Clearance, its been going well. Slow few weeks with various crew members on vacation. I can certainly understand the need for a visor/screen when working with a wizz saw. Not sure why the company does not have them. I think I asked once, can't remeber the reason though.


----------



## Industry (Dec 30, 2007)

I can cut banches up to 6" in diameter with my wizz saw. I rarely use my chainsaw in the bucket. Most people around here get pissy when you start taking out larger branches and such. To each his own on the saw of choice for trimming. I will try and Take my Video cam out in the next few weeks so you can see what can be done with a wizz saw. Have fun, and stay safe.


----------



## ropensaddle (Dec 30, 2007)

A wizz with a " beaver blade " is very fast at trimming
I have used them many years.
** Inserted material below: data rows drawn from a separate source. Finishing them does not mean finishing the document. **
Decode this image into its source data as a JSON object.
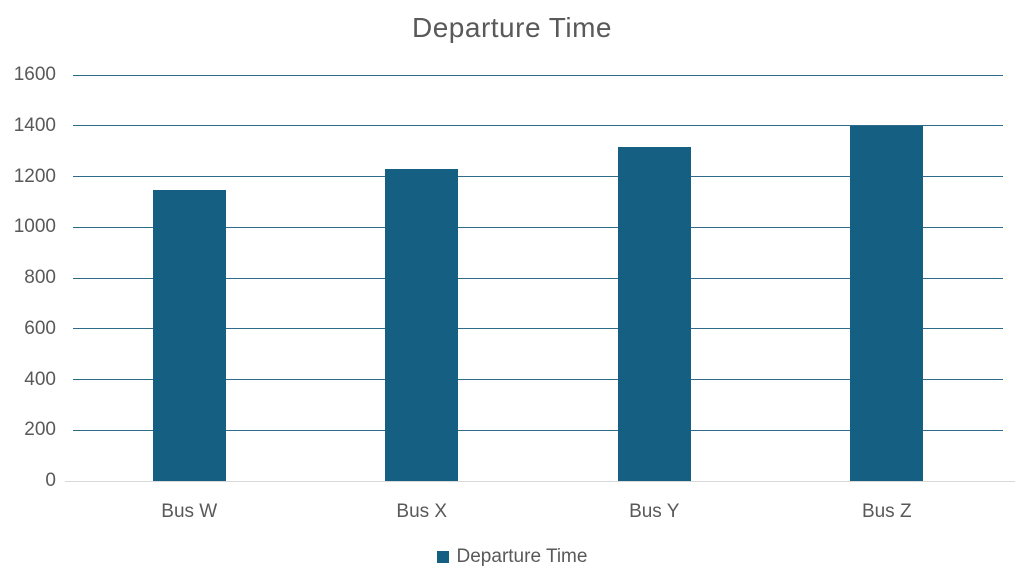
{
  "chart_data": {
    "type": "bar",
    "title": "Departure Time",
    "categories": [
      "Bus W",
      "Bus X",
      "Bus Y",
      "Bus Z"
    ],
    "series": [
      {
        "name": "Departure Time",
        "values": [
          1145,
          1230,
          1315,
          1400
        ]
      }
    ],
    "xlabel": "",
    "ylabel": "",
    "ylim": [
      0,
      1600
    ],
    "ytick_step": 200,
    "ytick_labels": [
      "0",
      "200",
      "400",
      "600",
      "800",
      "1000",
      "1200",
      "1400",
      "1600"
    ],
    "grid": true,
    "legend_position": "bottom",
    "colors": {
      "bar": "#156082",
      "gridline": "#2E6B88",
      "zero_line": "#D9D9D9",
      "text": "#595959",
      "background": "#FFFFFF"
    }
  }
}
The biggest concern I have
is they can easily kick back, so never cut anything near your boom.
They keep spinning after you let off the trigger and can cut fiberglass
in seconds. A pole saw even though much slower, can make directional
notches much better than a wizz. I would prefer to use a pole for
removals and a wizz for trims but thats me!


----------



## Themadd1 (Dec 31, 2007)

So to me this is something new??? I havent seen one before.

Are you talking about a weed wacker, gas powered trimmer with a blade? 

Sounds like something I would never want in a tree.

There is too much kickback when clearing small brush let alone something above my head.


----------



## ropensaddle (Dec 31, 2007)

Themadd1 said:


> So to me this is something new??? I havent seen one before.
> 
> Are you talking about a weed wacker, gas powered trimmer with a blade?
> 
> ...


Hydraulic saws on bucket trucks.


----------



## bigshea13 (Mar 15, 2008)

i can trimm like its nobodys buisness with a stick saw and i said i could out trim anyone with one even if they had wizz. i was so wrong. since ive learned to use a wizz im puttin down four times the brush. im keeping three trucks busy all day instead of three people. they are so fast and easy to get good cuts with because of the angled head. when its running...its raining brush! before you fully make a decision give one a shot for a couple weeks. i still use the stick for bigger wood. the downfall to them is limitations in size of wood you can take.....the fact that they will remove unwanted branches if they jump.....and you must be extremely careful when pitching limbs because the blade continues to spin after cut is made. oh yeah,,,and you cant just pull out a file and sharpen the blades like you can a chain.


----------